Many companies have had to reevaluate their marketing budgets during the recession. According to the 2009 ANA/MMA Marketing Accountability Survey, three quarters of marketers had their adspend decreased this year, and two thirds are expected to drive more sales with an equal or lesser budget.
Thankfully, digital media/online marketing has softenend the marketing budget blow for many. More and more companies are now competing in their respective industries on popular search engines like Google. The June 2009 poll indicates that the number 1 strategy for marketers that want to campaign effectively without spending more was to move from traditional media (print, television, radio) to digital media.

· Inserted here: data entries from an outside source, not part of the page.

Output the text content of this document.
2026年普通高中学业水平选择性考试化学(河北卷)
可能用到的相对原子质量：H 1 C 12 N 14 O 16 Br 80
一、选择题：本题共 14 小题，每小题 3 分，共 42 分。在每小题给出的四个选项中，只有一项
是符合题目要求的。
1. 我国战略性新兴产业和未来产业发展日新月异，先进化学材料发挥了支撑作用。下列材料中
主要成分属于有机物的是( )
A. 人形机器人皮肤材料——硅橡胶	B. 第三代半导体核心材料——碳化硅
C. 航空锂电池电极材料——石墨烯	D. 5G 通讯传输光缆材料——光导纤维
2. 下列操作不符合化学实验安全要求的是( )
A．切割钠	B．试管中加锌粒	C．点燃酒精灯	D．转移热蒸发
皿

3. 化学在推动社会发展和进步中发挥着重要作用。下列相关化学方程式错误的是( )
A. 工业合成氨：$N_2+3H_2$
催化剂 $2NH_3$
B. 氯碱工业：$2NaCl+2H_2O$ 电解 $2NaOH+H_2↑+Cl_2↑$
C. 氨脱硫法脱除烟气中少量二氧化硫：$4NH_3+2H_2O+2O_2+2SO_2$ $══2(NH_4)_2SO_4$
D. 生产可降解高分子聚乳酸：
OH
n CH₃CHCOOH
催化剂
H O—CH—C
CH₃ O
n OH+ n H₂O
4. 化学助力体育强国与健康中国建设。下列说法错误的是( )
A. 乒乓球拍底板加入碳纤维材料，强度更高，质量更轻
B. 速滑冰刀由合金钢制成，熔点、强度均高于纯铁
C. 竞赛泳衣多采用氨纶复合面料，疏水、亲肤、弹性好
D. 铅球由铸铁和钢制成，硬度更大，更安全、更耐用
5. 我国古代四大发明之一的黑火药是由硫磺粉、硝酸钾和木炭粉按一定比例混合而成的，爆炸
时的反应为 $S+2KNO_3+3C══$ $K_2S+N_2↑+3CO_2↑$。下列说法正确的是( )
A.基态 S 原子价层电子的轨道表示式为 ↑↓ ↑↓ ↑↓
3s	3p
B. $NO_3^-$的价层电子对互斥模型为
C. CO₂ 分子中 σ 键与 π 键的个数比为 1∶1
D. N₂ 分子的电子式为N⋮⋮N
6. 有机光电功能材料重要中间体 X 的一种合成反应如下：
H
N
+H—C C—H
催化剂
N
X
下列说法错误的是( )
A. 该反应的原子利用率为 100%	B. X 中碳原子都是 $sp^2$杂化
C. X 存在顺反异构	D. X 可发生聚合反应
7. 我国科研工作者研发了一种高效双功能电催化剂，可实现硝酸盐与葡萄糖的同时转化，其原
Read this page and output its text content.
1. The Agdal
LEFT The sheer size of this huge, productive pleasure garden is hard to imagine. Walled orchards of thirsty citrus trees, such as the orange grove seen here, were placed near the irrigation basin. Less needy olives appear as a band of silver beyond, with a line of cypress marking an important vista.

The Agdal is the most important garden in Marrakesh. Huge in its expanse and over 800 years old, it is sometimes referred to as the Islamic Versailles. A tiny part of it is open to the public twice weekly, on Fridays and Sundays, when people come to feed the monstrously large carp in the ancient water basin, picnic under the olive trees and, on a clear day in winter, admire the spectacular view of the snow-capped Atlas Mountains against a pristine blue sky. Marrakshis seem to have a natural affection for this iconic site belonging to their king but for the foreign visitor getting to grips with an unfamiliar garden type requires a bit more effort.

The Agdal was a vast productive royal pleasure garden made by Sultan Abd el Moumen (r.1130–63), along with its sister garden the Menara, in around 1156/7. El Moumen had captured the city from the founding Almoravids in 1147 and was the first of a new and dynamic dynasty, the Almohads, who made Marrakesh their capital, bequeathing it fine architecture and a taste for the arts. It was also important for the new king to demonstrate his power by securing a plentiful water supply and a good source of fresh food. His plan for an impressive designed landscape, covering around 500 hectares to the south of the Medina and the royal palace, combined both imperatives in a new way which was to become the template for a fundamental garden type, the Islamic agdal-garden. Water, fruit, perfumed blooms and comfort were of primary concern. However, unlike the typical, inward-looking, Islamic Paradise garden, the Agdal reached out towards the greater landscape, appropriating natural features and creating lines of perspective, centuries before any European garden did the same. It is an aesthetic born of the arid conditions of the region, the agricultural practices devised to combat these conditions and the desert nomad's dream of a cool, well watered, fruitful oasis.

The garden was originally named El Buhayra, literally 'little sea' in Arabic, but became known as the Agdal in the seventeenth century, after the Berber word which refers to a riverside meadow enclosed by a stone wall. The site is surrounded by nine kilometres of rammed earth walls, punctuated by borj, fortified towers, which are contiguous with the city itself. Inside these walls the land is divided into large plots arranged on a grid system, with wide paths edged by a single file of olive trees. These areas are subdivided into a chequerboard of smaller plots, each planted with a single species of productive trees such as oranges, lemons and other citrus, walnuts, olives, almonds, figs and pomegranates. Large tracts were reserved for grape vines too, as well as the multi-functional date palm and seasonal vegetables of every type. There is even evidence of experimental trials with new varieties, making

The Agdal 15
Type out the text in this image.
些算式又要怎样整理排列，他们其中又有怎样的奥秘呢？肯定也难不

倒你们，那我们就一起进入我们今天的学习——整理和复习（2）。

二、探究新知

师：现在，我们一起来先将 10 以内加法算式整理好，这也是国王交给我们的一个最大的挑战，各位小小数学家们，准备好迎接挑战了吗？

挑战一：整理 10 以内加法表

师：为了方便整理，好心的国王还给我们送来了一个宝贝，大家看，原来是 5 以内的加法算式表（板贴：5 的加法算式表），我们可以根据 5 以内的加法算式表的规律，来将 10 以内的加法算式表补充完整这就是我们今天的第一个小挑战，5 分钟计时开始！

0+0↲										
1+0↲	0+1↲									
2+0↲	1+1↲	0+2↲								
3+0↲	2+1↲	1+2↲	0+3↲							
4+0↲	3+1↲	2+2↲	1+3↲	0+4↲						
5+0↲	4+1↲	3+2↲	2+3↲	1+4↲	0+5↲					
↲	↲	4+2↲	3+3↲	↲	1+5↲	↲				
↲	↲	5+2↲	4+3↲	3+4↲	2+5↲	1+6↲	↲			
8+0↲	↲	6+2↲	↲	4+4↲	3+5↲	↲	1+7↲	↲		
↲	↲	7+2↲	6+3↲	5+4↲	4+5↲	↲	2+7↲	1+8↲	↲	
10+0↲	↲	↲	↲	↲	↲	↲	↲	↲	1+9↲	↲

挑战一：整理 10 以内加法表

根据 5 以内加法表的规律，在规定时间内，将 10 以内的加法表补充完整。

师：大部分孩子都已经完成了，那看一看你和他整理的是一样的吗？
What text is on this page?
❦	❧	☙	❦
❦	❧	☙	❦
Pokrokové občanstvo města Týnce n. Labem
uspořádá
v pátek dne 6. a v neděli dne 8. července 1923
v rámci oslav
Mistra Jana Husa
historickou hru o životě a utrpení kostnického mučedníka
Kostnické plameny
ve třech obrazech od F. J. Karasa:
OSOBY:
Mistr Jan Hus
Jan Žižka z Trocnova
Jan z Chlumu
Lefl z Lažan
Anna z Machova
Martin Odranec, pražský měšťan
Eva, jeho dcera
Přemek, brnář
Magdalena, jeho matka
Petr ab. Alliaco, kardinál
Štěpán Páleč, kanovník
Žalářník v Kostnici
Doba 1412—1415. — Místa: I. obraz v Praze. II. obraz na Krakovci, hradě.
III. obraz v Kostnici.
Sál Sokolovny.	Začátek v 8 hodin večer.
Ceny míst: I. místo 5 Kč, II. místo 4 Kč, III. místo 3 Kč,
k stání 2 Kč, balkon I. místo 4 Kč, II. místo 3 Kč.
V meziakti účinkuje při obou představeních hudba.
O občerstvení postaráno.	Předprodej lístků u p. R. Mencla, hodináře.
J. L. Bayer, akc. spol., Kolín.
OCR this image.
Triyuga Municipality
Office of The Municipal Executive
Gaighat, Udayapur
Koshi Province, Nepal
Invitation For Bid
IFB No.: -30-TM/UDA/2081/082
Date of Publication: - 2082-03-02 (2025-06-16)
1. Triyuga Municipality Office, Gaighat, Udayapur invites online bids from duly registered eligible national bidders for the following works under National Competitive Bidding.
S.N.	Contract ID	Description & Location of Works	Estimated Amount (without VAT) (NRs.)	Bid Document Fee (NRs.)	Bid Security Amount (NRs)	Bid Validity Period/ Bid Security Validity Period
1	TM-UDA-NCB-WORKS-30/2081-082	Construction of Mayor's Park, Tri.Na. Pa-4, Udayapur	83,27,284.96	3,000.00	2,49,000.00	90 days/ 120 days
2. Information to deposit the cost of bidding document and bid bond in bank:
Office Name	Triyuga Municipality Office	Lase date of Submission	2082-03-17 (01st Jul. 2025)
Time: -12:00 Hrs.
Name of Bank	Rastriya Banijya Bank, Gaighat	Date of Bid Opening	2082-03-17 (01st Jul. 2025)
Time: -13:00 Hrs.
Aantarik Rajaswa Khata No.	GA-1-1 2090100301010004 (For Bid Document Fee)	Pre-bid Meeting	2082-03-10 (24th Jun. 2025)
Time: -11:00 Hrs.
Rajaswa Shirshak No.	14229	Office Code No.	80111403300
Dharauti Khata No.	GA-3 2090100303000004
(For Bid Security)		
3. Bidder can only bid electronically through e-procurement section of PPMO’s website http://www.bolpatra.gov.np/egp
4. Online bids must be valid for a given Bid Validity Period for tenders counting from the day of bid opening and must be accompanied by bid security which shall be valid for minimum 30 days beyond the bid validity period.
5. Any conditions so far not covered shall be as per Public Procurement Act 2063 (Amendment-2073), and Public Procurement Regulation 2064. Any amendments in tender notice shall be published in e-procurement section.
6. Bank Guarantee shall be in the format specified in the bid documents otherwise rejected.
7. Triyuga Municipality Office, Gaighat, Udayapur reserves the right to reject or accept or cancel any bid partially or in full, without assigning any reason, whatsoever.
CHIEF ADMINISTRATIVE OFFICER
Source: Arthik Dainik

Some of the tactics employed by marketers to improve marketing effectiveness in order of popularity include:
- Shifting advertising investment from traditional media to online media
- Moving away from Brand Building Initiatives to focus on Promotional Advertising
- Making use of lower-cost media — The Internet
Fourty percent of the companies surveyed said that senior management viewed marketing as “an expense”, however, sixty percent viewed marketing costs as “investing in their brand “.
In 2009, businesses no matter how big or small, are viewing the online environment as a worthy platform upon which to market themselves. Although competition is fierce, those companies that take the time to learn about Internet Marketing, SEO, and web analytics will reap the ROI rewards offered by being in the top position of Google.